I have said nothing, or little except by implication, of the man's style. In many ways it was notable and even noble. To such a literary intelligence, informed with all the learning of the past towards which he leant, much of his style was inevitable; it was the man and his own. For the greater part it is lucid rather than sparkling, clear, if not cold; yet with a subdued rhythm, the result of much Latin and more Greek, for the metres of the Greek tragedies always inspired him with their noble rhythms. Though he was often cold and bitter, especially in his employment of irony, of which he is the only complete master in English literature except Samuel Butler, he could rise to heights of passionate description; and here and there a sense of luxury tinges his words with Tyrian purple—and this in spite of all his sense of restraint, which was more marked than that of almost any living writer.

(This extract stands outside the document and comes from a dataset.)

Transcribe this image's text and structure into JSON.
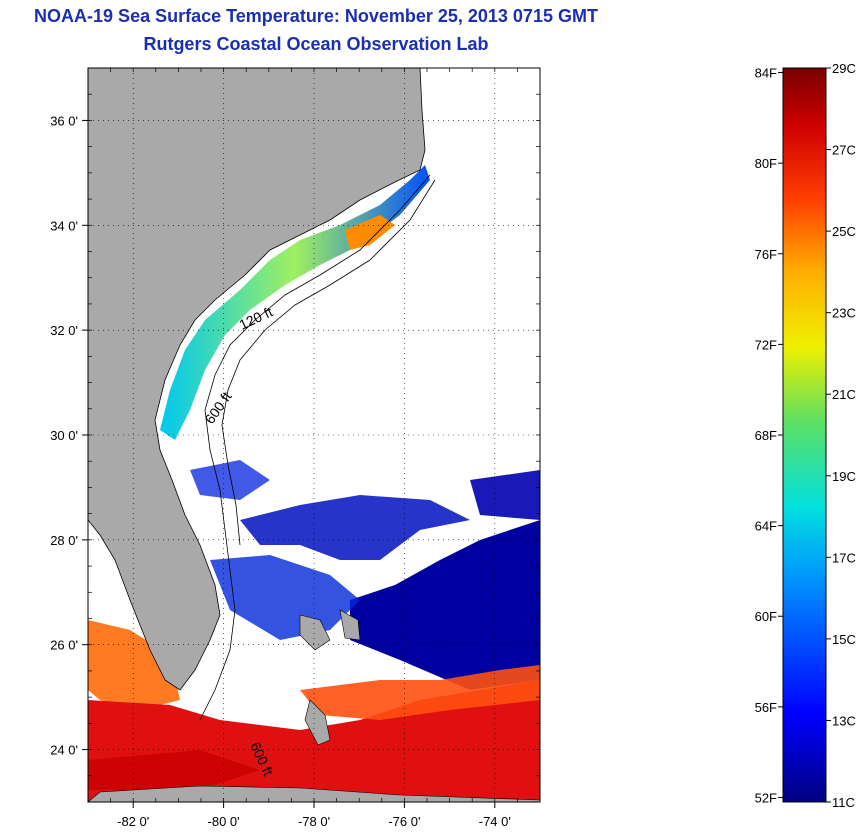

When I think of it all, and consider his partly wasted years, I even now wonder how it was he induced himself to deal with the life he knew so well; but while that commercialism exists which he abhorred as much as he abhorred the society in which it flourishes, there seems no other practicable method for a man of letters to attain speech and yet to live. I often declared that fiction as we wrote it was truly diagnostic of a disordered and unnecessarily degraded form of civilisation; and he replied with deep feeling that to him the idylls of Theocritus, of Moschus, the simple tragedies, the natural woes and joys of men who ploughed the soil or worked at the winepress, were the truest and most vivid forms and subjects of Art. Neither before his death nor after did he attain the artist's true and great reward of recognition in the full sense that would have satisfied him even if he had remained poor. Nevertheless there were some who knew. There are perhaps a few more who know now that he is gone and cannot hear them. Popularity he never hoped for, and never will attain, but he has a secure place in the hierarchy of the literature of England which he loved. But he appeals now, as he appealed while he lived, not to the idle and the foolish, not to the fashionable mob, but to the more august tribunal of those who have the sympathy which comes from understanding.